Alimentation Couche-Tard of Canada broke off its € 16.2 billion buyout negotiations with Carrefour after opposition of the French government on the potential impact of the agreement on the food security and employment of the country could not be overcome, according to a person familiar with the matter.
Couche-Tard co-founder and president Alain Bouchard met with French Finance Minister Bruno Le Maire on Friday to try to convince him with a mix of assurances and commitments, including investing 3 billion euros out of five years, no layoffs for two years and double action lists.

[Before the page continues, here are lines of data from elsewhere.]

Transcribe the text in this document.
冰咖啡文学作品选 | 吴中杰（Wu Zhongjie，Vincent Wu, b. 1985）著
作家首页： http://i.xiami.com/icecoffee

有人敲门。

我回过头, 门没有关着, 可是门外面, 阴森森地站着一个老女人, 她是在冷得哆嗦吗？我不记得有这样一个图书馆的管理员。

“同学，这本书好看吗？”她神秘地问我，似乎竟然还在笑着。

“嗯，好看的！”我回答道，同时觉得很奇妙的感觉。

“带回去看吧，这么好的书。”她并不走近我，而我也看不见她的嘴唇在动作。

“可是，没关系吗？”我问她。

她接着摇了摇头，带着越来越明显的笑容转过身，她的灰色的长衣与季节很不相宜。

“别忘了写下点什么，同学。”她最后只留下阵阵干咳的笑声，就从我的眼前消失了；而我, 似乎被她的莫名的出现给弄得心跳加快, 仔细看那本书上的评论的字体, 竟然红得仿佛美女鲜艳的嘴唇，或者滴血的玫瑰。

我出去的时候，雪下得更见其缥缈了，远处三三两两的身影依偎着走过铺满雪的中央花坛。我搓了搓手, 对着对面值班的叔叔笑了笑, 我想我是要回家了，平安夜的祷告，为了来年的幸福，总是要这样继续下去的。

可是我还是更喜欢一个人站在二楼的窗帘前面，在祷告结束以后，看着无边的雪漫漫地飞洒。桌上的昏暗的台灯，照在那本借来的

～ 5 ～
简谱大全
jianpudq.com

This did not work, nor did the intervention a few hours later by Quebec’s Minister of the Economy, Pierre Fitzgibbon, who reminded Mr. Le Maire in a call that the French railway company Alstom had bought Canada’s Bombardier last year without Canada playing the protectionist card.
The failure of the discussions means Couche-Tard, which is the largest independent owner of convenience stores and gas stations in North America, will not now partner with one of Europe’s largest grocery retailers to create a central sales office at retail worth over $ 50 billion. The combined group is said to have been the third-largest retailer in the world after Walmart and Schwarz Group, which owns German discounter Lidl.
France’s opposition to the proposed deal was swift, with Le Maire saying the deal posed a threat to the country’s “food sovereignty” just 24 hours after the talks were published on Wednesday.
The position of President Emmanuel Macron’s government runs counter to the business-friendly image it has long sought to project. But as presidential elections approach next year, the policy of allowing one of France’s largest private sector employers to be bought out by a foreign company has been seen as treacherous.
A person familiar with the deal said: “The government has been weakened by criticism of its handling of the pandemic and the economic crisis, so it is reacting defensively. It is a purely political calculation that the opposition would have raked them over the embers for approving the sale of such a large company to a foreign buyer.
Under French law, the government can control takeovers of domestic companies by foreign buyers in sectors it deems strategic, such as energy, water and telecoms. France has gradually expanded the list of areas covered by the regulation and added “food safety” last year.
Carrefour’s three largest shareholders, who together control around 23% of the shares and enjoy double voting rights under French securities law, were willing to sell their stakes to facilitate the transaction, relatives said of the agreement to the Financial Times.
Among them, the richest man in France, billionaire LVMH Bernard Arnault and the Moulin family behind the department store group Galeries Lafayette.
The end of the talks was first reported by Reuters.